The Diary of a Bookseller by Shaun Bythell
Published by Profile Books, 2017
Shaun Bythell owns The Bookshop, Wigtown - Scotland's largest second-hand bookshop. (see image above of Shaun in his shop) It contains 100,000 books, spread over a mile of shelving, with twisting corridors and roaring fires, and all set in a beautiful, rural town by the edge of the sea. A book-lover's paradise? Well, almost ... In these wry and hilarious diaries, Shaun provides an inside look at the trials and tribulations of life in the book trade, from struggles with eccentric customers to wrangles with his own staff, who include the ski-suit-wearing, bin-foraging Nicky. He takes us with him on buying trips to old estates and auction houses, recommends books (both lost classics and new discoveries), introduces us to the thrill of the unexpected find, and evokes the rhythms and charms of small-town life, always with a sharp and sympathetic eye.
As The Guardian wrote in October 2017: “When Bythell, proud owner of Scotland’s largest secondhand bookshop, set up a Facebook page in 2010, he took a “calculated risk and decided to focus on customer behaviour”. This diary of one year in the life of the shop does the same, and much more besides. At first glance, it is a grumpily amusing account of a life that many city dwellers would consider idyllic: Bythell’s bookshop is in Wigtown, on the remote coast of Galloway. When he’s not foraging through libraries in crumbling estates, the author spends his time salmon fishing, sea swimming and hill walking. The fortunes of the once-declining town have been revived by the arrival of a clutch of bookshops, and the local booksellers also organise the Wigtown book festival, which attracts thousands of visitors to the area each year.”
Darke by Rick Gekoski or how "a late-life debut charts the passions of a curmudgeonly bibliophile as he reconnects with his football fan grandson"
Published by Canongate, 2017
Antiquarian bookseller Rick Gekoski, once described by the Tatler as the "Bill Bryson of the book world" has published this very entertaining novel in 2017.
Let Rick introduce the reader to his latest novel:
Rick Gekoski is an author, literary critic and regular contributor to the Guardian Books blog, a member of the Antiquarian Booksellers Association in the UK and an affiliate of the International League of Antiquarian Booksellers.
Bookworm - A Memoir of Childhood Reading by Lucy Mangan
Penguin Books UK, 2018
When Lucy Mangan was little, stories were everything. They opened up new worlds and cast light on all the complexities she encountered in this one.

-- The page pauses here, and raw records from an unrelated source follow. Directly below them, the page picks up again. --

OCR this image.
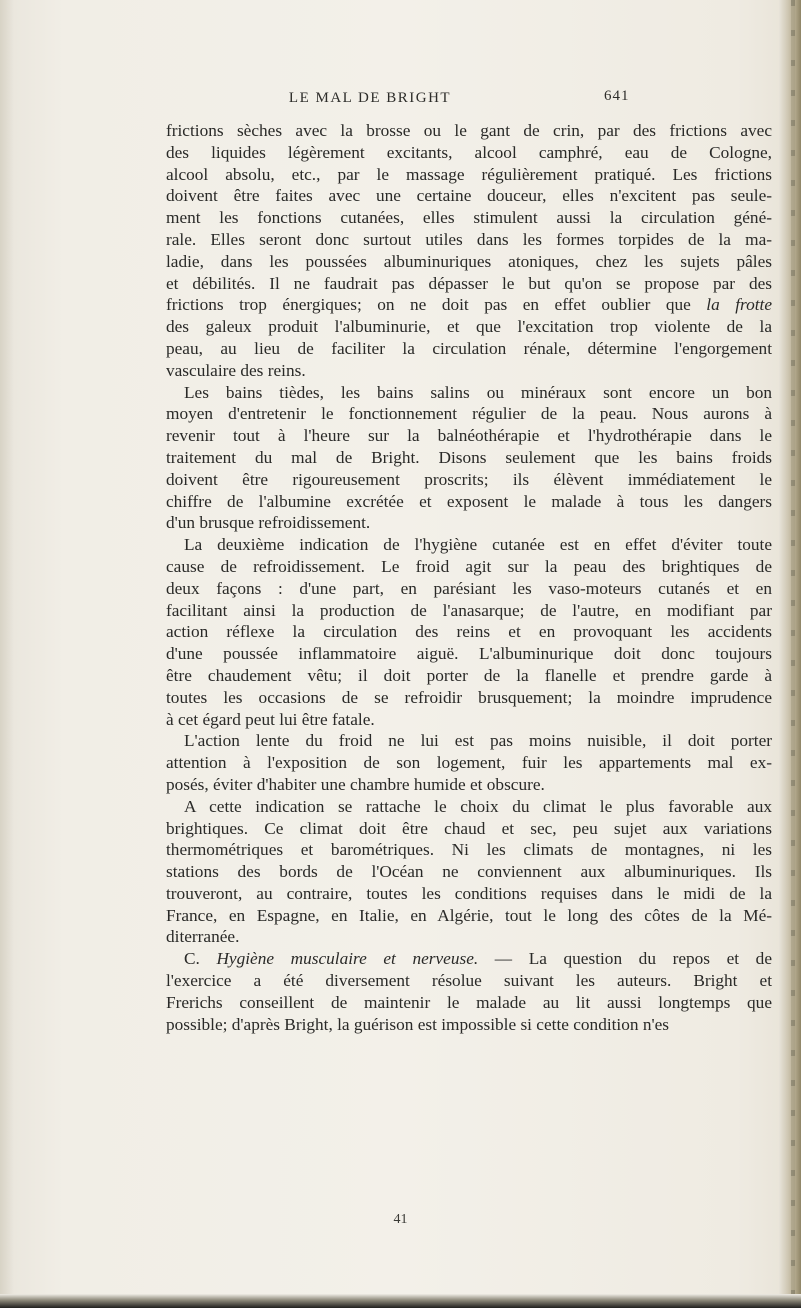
LE MAL DE BRIGHT	641
frictions sèches avec la brosse ou le gant de crin, par des frictions avec
des liquides légèrement excitants, alcool camphré, eau de Cologne,
alcool absolu, etc., par le massage régulièrement pratiqué. Les frictions
doivent être faites avec une certaine douceur, elles n'excitent pas seule-
ment les fonctions cutanées, elles stimulent aussi la circulation géné-
rale. Elles seront donc surtout utiles dans les formes torpides de la ma-
ladie, dans les poussées albuminuriques atoniques, chez les sujets pâles
et débilités. Il ne faudrait pas dépasser le but qu'on se propose par des
frictions trop énergiques; on ne doit pas en effet oublier que la frotte
des galeux produit l'albuminurie, et que l'excitation trop violente de la
peau, au lieu de faciliter la circulation rénale, détermine l'engorgement
vasculaire des reins.
Les bains tièdes, les bains salins ou minéraux sont encore un bon
moyen d'entretenir le fonctionnement régulier de la peau. Nous aurons à
revenir tout à l'heure sur la balnéothérapie et l'hydrothérapie dans le
traitement du mal de Bright. Disons seulement que les bains froids
doivent être rigoureusement proscrits; ils élèvent immédiatement le
chiffre de l'albumine excrétée et exposent le malade à tous les dangers
d'un brusque refroidissement.
La deuxième indication de l'hygiène cutanée est en effet d'éviter toute
cause de refroidissement. Le froid agit sur la peau des brightiques de
deux façons : d'une part, en parésiant les vaso-moteurs cutanés et en
facilitant ainsi la production de l'anasarque; de l'autre, en modifiant par
action réflexe la circulation des reins et en provoquant les accidents
d'une poussée inflammatoire aiguë. L'albuminurique doit donc toujours
être chaudement vêtu; il doit porter de la flanelle et prendre garde à
toutes les occasions de se refroidir brusquement; la moindre imprudence
à cet égard peut lui être fatale.
L'action lente du froid ne lui est pas moins nuisible, il doit porter
attention à l'exposition de son logement, fuir les appartements mal ex-
posés, éviter d'habiter une chambre humide et obscure.
A cette indication se rattache le choix du climat le plus favorable aux
brightiques. Ce climat doit être chaud et sec, peu sujet aux variations
thermométriques et barométriques. Ni les climats de montagnes, ni les
stations des bords de l'Océan ne conviennent aux albuminuriques. Ils
trouveront, au contraire, toutes les conditions requises dans le midi de la
France, en Espagne, en Italie, en Algérie, tout le long des côtes de la Mé-
diterranée.
C. Hygiène musculaire et nerveuse. — La question du repos et de
l'exercice a été diversement résolue suivant les auteurs. Bright et
Frerichs conseillent de maintenir le malade au lit aussi longtemps que
possible; d'après Bright, la guérison est impossible si cette condition n'es
41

She was whisked away to Narnia – and Kirrin Island – and Wonderland. She ventured down rabbit holes and womble burrows into midnight gardens and chocolate factories. She wandered the countryside with Milly-Molly-Mandy, and played by the tracks with the Railway Children. With Charlotte’s Web she discovered Death and with Judy Blume it was Boys. No wonder she only left the house for her weekly trip to the library or to spend her pocket money on amassing her own at home.
In Bookworm, Lucy revisits her childhood reading with wit, love and gratitude. She relives our best-beloved books, their extraordinary creators, and looks at the thousand subtle ways they shape our lives. She also disinters a few forgotten treasures to inspire the next generation of bookworms and set them on their way.
Lucy brings the favourite characters of our collective childhoods back to life – prompting endless re-readings, rediscoveries, and, inevitably, fierce debate – and brilliantly uses them to tell her own story, that of a born, and unrepentant, bookworm.
A Book of Book Lists: A Bibliophile's Compendium by Alex Johnson
British Library Publishing, 2018
This is a book of book lists. Not of the ‘1,001 Books You MUST Read Before You Die’ variety but lists that tell stories.
Lists that make you smile, make you wonder, and see titles together in entirely new ways. From Bin Laden’s bookshelf to the books most frequently left in hotels, from prisoners’ favourite books to MPs’ most borrowed books, these lists are proof that a person’s bookcase tells you everything you need to know about them, and sometimes more besides. Perfect for bibliophiles looking to expand their bookshelves or to learn what their bookcase says about them.
Another wonderful publication by Alex Johnson:
Book Towns: Forty Five Paradises of the Printed Word
Published by Francis Lincoln, 2018
Atlas Obscura writes in March 2018: "What makes a book town? It can’t be too big—not a city, but a genuine town, usually in a rural setting. It has to have bookshops—not one or two, but a real concentration, where a bibliophile might spend hours, even days, browsing. Usually a book town begins with a couple of secondhand bookstores and later grows to offer new books, too. But mostly, they have a lot of books for sale. ... After we’ve gone through everyone getting excited about e-books and online reading, having something practical and in your hand is something that people are happy to travel for. They’re starting to come back to this idea of things that are homemade, things that are made, things you can hold and smell and touch. I think in locations that are particularly picturesque, those things come together, and people feel they are getting a proper physical experience."
This book should be a perfect travel companion or inspiration for next year's travel plans?